Secondo i dati diffusi nei giorni scorsi dal Consiglio turco per le relazioni economiche estere (Deik), nel 2023 le aziende turche hanno completato in Africa 1.864 progetti infrastrutturali, per un valore cumulativo di 85,4 miliardi di dollari: gli investimenti diretti turchi nel continente ammontano a 10 miliardi di dollari.
Anche il volume degli scambi tra la Turchia e l’Africa è aumentato, da 5,4 miliardi di dollari nel 2003 a quasi 41 miliardi di dollari nel 2022. Secondo le prime stime, questa cifra dovrebbe aver raggiunto i 50 miliardi di dollari nel 2023.
La Turchia ha utilizzato diversi canali per aumentare la propria presenza e influenza in Africa. In primo luogo ha rafforzato i suoi rapporti diplomatici con i Paesi del continente, a volte giocando sul tessuto della fraternità musulmana, a volte sul registro anticolonialista: oggi sono 44 le ambasciate turche in Africa e la Turchia è attualmente il quarto Paese più rappresentato diplomaticamente nel continente dopo Cina, Stati Uniti e Francia. Sono state inoltre organizzate tre edizioni del vertice economico Turchia-Africa e negli ultimi vent’anni si sono svolte quasi 40 visite ufficiali di alti funzionari turchi in vari Paesi africani.
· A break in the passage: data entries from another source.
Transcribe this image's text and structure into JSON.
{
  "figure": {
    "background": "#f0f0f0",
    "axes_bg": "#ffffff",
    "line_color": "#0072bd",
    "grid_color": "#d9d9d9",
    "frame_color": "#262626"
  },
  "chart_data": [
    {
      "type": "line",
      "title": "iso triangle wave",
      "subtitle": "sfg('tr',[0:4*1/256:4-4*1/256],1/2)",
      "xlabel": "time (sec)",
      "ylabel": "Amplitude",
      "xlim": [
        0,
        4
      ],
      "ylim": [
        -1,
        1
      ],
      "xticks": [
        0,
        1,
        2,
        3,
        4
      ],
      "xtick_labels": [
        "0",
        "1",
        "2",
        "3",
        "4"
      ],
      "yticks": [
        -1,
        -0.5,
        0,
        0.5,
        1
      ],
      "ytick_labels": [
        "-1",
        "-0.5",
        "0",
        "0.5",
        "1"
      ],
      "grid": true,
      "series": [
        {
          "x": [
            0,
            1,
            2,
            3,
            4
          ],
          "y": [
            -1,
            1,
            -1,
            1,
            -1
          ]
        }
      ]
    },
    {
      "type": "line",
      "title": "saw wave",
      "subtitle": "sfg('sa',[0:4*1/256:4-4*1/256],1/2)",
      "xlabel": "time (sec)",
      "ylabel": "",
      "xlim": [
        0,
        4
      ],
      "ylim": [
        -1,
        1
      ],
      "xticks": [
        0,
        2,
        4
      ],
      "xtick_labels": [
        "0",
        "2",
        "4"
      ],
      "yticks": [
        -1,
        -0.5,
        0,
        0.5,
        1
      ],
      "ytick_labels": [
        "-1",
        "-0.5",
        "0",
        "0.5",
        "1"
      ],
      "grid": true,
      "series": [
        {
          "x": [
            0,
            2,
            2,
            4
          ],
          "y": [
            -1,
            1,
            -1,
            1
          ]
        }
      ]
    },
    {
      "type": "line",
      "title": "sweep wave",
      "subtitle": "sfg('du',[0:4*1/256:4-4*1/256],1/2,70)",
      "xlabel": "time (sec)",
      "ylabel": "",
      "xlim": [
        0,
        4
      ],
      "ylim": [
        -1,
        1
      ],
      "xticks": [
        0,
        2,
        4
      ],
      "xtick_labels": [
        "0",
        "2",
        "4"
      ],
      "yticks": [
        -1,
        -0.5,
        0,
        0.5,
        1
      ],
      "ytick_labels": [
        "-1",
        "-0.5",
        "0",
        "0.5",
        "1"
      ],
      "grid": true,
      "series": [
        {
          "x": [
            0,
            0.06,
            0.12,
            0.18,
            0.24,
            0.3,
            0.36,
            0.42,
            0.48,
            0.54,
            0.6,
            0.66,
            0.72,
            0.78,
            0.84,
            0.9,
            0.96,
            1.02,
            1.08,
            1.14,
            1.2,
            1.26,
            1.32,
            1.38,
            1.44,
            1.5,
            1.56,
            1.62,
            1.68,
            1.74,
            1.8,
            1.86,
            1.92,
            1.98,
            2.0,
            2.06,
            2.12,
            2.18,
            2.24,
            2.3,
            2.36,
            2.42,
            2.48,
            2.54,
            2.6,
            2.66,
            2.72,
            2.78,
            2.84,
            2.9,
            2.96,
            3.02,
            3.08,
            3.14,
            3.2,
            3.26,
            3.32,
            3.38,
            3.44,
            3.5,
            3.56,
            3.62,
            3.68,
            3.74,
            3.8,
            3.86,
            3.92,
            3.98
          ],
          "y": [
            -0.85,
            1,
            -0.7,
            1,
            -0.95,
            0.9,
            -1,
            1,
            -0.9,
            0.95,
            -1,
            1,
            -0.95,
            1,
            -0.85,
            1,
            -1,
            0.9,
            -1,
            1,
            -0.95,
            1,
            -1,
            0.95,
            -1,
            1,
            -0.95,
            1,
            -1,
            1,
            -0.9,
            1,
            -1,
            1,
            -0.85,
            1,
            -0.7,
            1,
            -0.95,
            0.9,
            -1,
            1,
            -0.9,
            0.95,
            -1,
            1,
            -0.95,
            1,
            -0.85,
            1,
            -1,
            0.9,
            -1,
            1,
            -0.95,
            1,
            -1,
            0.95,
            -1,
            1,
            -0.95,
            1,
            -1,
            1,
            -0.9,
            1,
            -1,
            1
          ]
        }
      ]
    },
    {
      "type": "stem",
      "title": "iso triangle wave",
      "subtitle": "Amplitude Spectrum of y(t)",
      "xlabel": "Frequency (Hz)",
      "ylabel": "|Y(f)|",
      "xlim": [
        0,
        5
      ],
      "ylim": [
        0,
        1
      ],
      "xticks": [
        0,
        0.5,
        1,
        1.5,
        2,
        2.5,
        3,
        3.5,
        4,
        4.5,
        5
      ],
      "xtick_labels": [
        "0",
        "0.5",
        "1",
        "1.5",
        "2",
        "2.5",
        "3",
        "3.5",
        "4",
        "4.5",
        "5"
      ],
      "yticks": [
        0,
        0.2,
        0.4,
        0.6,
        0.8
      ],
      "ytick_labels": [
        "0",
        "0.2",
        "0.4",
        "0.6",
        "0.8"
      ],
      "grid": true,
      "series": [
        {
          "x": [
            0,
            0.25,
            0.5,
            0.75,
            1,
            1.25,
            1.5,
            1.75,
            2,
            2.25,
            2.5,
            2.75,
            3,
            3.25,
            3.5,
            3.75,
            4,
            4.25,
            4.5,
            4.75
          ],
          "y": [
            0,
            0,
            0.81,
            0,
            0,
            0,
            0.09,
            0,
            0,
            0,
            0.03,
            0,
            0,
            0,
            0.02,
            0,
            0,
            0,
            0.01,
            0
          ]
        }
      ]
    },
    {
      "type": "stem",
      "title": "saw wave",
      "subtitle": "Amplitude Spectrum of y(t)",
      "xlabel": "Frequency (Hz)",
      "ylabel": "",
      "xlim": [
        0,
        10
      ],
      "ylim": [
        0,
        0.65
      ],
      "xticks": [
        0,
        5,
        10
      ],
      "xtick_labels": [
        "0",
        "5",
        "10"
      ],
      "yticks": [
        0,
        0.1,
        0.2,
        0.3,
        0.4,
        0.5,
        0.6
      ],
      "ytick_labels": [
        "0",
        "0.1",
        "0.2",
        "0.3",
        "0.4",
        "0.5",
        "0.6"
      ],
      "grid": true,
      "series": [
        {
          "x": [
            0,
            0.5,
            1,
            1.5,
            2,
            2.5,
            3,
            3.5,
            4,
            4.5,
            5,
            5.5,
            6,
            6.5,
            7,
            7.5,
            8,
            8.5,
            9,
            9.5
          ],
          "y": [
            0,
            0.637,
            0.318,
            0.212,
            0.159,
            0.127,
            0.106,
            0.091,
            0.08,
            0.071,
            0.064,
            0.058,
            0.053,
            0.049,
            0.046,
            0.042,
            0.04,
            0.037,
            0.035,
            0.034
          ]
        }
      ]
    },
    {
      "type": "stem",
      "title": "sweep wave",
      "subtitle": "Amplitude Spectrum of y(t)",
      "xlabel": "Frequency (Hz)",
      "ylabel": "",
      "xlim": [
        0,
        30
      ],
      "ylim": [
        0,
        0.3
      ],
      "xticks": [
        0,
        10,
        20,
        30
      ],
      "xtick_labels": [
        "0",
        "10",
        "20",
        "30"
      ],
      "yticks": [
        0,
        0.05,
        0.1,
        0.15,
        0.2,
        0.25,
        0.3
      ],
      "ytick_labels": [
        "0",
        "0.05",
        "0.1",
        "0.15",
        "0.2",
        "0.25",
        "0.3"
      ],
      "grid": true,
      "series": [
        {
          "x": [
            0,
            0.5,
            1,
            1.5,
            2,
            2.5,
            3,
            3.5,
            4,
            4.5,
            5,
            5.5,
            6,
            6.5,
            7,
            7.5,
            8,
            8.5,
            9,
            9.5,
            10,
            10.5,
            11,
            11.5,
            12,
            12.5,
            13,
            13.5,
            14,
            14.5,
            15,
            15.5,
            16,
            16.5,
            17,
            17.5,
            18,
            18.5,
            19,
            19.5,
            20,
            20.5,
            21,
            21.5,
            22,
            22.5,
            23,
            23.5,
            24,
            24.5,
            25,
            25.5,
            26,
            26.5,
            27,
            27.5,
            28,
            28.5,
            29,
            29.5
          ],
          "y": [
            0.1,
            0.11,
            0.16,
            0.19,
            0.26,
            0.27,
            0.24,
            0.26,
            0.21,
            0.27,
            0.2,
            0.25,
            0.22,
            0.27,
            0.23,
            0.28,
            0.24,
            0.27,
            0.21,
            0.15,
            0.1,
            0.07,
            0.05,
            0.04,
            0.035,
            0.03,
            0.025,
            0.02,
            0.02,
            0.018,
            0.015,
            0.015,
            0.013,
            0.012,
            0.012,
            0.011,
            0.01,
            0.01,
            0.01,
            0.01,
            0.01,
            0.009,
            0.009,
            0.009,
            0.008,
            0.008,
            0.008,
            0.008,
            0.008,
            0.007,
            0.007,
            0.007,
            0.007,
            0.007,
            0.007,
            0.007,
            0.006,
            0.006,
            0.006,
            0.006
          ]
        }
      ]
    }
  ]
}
La presenza turca in Africa è anche militare: l’esercito turco fornisce addestramento ad alcune forze di sicurezza africane, come nel caso della Libia e della Somalia: a Mogadiscio la Turchia ha costruito un centro di addestramento militare per addestrare l’esercito somalo nella lotta contro il gruppo Al-Shabaab e Ankara è anche un importante esportatore di armi, in particolare con i famosi droni Bayraktar Tb2 e i veicoli blindati Kirpi.
Inoltre, la Turchia utilizza strumenti di soft power, come molte altre potenze, nei suoi rapporti con l’Africa: la Fondazione Maarif, che dipende dallo Stato, ha aperto quasi 180 scuole in una trentina di Paesi africani e centinaia di studenti africani vengono incoraggiati, ogni anno, attraverso l’assegnazione di borse di studio, a proseguire gli studi nelle università turche.